Note: Black pawn move on the board from the bottom up.
char CoordinY;
int CoordinX;
if (CoordinY > 'b' && CoordinX <= 1 && CoordinX>8)
{
cout << "Error . . . \n";
}
else
{
if (CoordinX >= 2 && CoordinX <= 8 && CoordinY == 'a' || CoordinY == 'b'*)
{
// arbitrary move:
cout << "will not get to the field (c, d) in the ordinary move.\n";
// when it "hits" enemy's figure or pawn
cout << "will not get to the field (c, d) when ше hit a figure or pawn opponent.\n";
}
else if (CoordinX>1 && CoordinX < 8 && CoordinY == 'b')
{
// arbitrary move
cout << "will not get to the field (c, d) in the ordinary move.\n";
// when it "hits" enemy's figure or pawn
cout << "will not get to the field (c, d) when it hit a figure or pawn opponent.\n";
}
In the answer I assume the following classic chess board and the fact that I am moving white pawn:
It is important because in your problem definition, blacks are moving bottom up, which is incorrect.
In my example, I will use the following variables:
char a, c; int b, d; // E2 - E4 is: a = 'e', b = 2, c = 'e', d = 4.
Arbitrary move
Where can a pawn go with an arbitrary move in chess?
One step ahead
Two steps ahead if it is standing at row 2
So, in general, a pawn at (a; b) can move to (c; d), if they stand in the same row (a == c) AND if it is one step ahead or two steps ahead for b equal to 2.
So, let's implement it:
if (a == c && (d - b == 1 || (d - b == 2 && b == 2)))
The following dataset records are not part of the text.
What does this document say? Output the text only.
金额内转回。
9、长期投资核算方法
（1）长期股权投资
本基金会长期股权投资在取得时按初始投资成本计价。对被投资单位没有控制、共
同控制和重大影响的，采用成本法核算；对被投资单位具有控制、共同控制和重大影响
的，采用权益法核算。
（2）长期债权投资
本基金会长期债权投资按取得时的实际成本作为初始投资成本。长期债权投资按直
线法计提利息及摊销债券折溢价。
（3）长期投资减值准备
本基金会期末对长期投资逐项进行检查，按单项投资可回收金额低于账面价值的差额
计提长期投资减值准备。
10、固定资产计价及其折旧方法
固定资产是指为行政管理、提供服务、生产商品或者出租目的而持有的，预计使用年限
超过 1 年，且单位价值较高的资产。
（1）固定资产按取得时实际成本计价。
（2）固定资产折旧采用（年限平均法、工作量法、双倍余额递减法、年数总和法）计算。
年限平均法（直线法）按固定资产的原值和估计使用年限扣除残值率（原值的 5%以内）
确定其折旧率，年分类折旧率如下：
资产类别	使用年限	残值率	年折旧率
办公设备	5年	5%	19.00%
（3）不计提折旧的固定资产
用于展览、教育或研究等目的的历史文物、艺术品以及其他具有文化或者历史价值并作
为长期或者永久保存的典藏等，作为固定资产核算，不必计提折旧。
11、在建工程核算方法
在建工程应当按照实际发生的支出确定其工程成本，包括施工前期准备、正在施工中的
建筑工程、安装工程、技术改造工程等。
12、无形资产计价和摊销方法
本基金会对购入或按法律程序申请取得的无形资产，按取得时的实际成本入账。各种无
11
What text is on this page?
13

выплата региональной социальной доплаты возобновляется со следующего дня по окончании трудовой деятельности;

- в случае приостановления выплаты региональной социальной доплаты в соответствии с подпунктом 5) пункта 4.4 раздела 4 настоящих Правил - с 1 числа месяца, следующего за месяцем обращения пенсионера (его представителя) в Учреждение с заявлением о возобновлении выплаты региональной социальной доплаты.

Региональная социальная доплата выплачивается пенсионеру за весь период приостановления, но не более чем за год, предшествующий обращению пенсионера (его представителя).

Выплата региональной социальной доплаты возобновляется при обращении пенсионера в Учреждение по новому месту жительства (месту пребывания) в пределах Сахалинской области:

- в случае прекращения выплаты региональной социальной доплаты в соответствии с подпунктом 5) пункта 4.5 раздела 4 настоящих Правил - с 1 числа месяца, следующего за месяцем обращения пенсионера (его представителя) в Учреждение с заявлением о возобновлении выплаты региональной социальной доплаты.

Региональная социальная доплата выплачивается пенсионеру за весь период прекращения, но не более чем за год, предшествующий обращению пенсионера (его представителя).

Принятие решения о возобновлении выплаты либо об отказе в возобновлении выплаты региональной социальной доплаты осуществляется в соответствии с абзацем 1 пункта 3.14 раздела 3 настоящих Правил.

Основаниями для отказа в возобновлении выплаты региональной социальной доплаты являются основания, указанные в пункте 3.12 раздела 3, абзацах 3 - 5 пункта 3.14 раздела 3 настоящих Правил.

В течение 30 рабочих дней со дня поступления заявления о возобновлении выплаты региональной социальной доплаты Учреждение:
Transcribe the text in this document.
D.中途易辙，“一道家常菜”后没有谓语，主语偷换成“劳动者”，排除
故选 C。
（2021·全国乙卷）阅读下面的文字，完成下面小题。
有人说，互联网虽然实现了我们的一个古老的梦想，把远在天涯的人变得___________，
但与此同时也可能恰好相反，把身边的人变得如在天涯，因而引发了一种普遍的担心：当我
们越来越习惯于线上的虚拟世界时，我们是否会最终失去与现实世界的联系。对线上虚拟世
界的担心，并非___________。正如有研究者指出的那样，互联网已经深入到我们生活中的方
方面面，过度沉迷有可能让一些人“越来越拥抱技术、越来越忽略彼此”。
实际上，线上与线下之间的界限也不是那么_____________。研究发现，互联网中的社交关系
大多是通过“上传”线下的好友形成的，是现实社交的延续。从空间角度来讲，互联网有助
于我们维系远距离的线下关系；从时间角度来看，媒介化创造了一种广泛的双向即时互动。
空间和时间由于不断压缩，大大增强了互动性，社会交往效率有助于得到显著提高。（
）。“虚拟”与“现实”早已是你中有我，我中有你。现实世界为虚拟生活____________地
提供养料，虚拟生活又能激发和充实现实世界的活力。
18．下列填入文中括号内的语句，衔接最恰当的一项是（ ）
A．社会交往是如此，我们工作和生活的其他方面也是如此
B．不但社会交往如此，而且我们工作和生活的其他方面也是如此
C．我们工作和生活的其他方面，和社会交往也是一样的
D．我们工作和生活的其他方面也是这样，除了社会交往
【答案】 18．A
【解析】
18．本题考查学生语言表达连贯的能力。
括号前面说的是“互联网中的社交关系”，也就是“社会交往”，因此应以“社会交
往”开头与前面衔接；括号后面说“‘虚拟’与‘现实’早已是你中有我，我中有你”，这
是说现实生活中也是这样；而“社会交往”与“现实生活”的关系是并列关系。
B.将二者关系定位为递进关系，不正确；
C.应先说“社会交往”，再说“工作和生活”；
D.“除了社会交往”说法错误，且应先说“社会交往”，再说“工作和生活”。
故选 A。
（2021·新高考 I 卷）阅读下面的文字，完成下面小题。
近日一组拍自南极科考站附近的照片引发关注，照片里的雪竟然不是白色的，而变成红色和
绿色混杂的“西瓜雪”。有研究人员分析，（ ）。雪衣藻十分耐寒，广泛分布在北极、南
cout << "Abitrary move: YES";
} else {
cout << "Arbitrary move: NO";
}
Attack
A pawn can move with an attack if only an enemy is standing in the next row, one cell to the left or to the right:
if ((c == a + 1 || c == a - 1) && (d - b == 1))
cout << "Attack: YES";
} else {
cout << "Attack: NO";
}
Note that this solution is not working for the case which is called en passant (is it more well-known as "битое поле" or "взятие на проходе" in Russian).
This is a solution in pseudocode:
if (d == b - 1) // destination is one square up
if (c == a) // pawn is on a square in the same column as destination
return true; // yes, pawn can move forwards to destination
if (c == a - 1 || c == a + 1) // destination is one square to left or right
return true; // yes, pawn can take a white pawn to move to destination
end if
return false
First we do the check which is true for both cases... is the destination only one step in front (note that in chess pawns can also move two squares on their first turn, but you didn't request that solution so I haven't added it)?
Next we check if the move is either straight ahead, or diagonal.
You might want to check that a,b c,d are all valid chess coordinates to start with, which would prevent illegal moves being marked as ok.
Edit: also I'm assuming that the bottom of the board has a larger 'y' coordinate than the top. If the coordinates are reversed you would check for b + 1 in the first conditional.